Distinguishing between multiple instances of the same protein in the PDBx/mmCIF file. The data item “.instance_id” enables users to identify the two copies of the same protein, Streptavidin (UniProtKB accession P22629), in the dimeric Streptavidin structure (PDB 6s50).

Fig. 6

Identification of split domains from PDBx/mmCIF file. The “_pdbx_sifts_xref_db_segments” category in the PDBx/mmCIF file of PDB 4daj helps to clearly identify discontinuous domains.

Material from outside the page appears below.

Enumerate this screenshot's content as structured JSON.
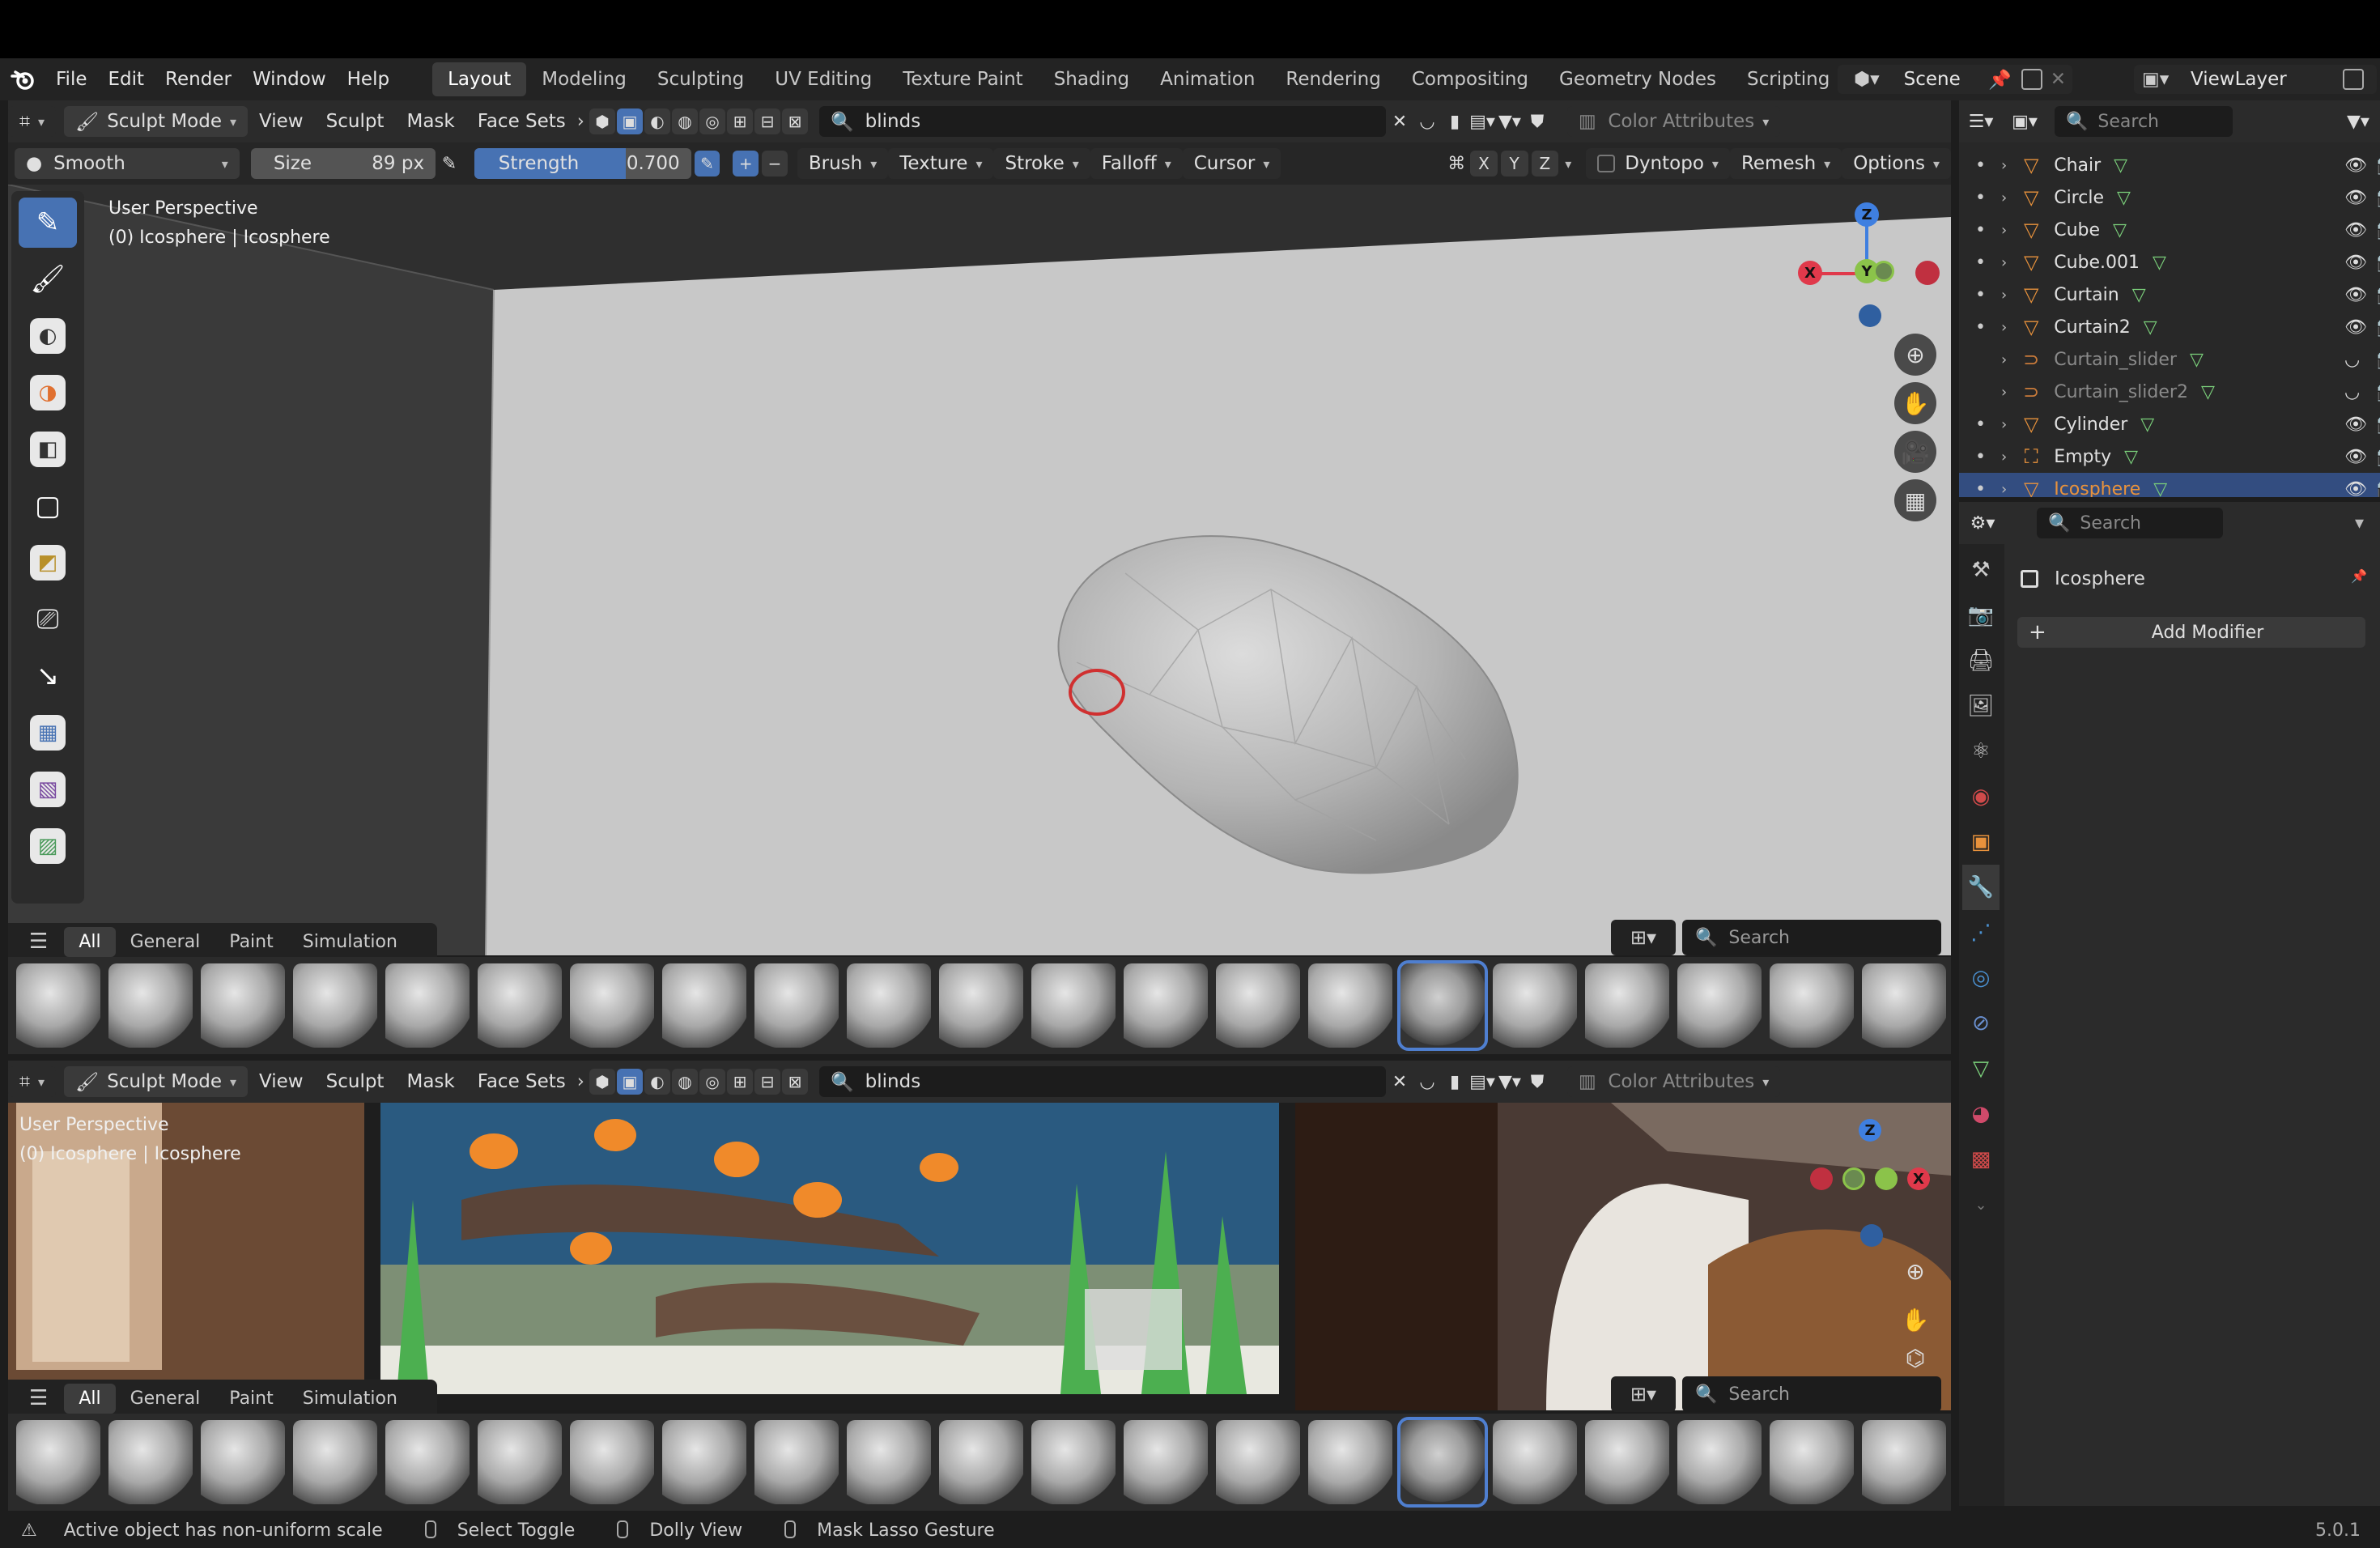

The two halves of the M3 receptor domain are indicated by the same “.instance_id” but different “.segment_id”.

Fig. 7

Superposition of protein structures using Mol*. The superposed apo and holo forms of human PTP1B protein are shown in green and beige colours, respectively, in Mol*. The WDP loop is in open (light green colour) conformation in the apo form (PDB 2HNP). Upon binding to various substrates/inhibitors this WDP loop attains closed (pink colour) conformation covering the catalytic site. The inhibitor bound in PDB 1Q6P is shown in the surface representation. The average RMSD between the four superposed structures as computed by Mol* is 1.40 Å. As seen in the tool-tip (bottom-right in the figure), residue W179 from PDB 3CWE and other residues in inhibitor bound PDBs 3CWE and 1Q6P have different author numbering compared to the unbound/substrate bound form (PDB 2HNP/1PTY). The UniProtKB numbering in the PDBx/mmCIF file provides a common reference frame for residue correspondence and supports superposition based on UniProtKB in Mol*.

Fig. 8

The 2D visualisation components are interactively linked with 3D visualisation components on PDBe entry pages. Various 2D and 3D visualisation components seen on PDBe entry pages are interactively linked with each other. Here we show visualisation data for Mannose-1-phosphate guanyltransferase (PDB 7d72). (A) shows a 2D sequence feature viewer (ProtVista) and (B) shows a 2D topology viewer, along with (C) showing the 3D viewer, Mol*. As users select any residue (here ligand-binding residue ASP218 is selected) in ProtVista, it is automatically highlighted in Mol* and vice-versa. Users can also highlight a range of residues (e.g. domains) in any of these viewers. Here, we show the Pfam domain highlighted in red in the 2D topology viewer.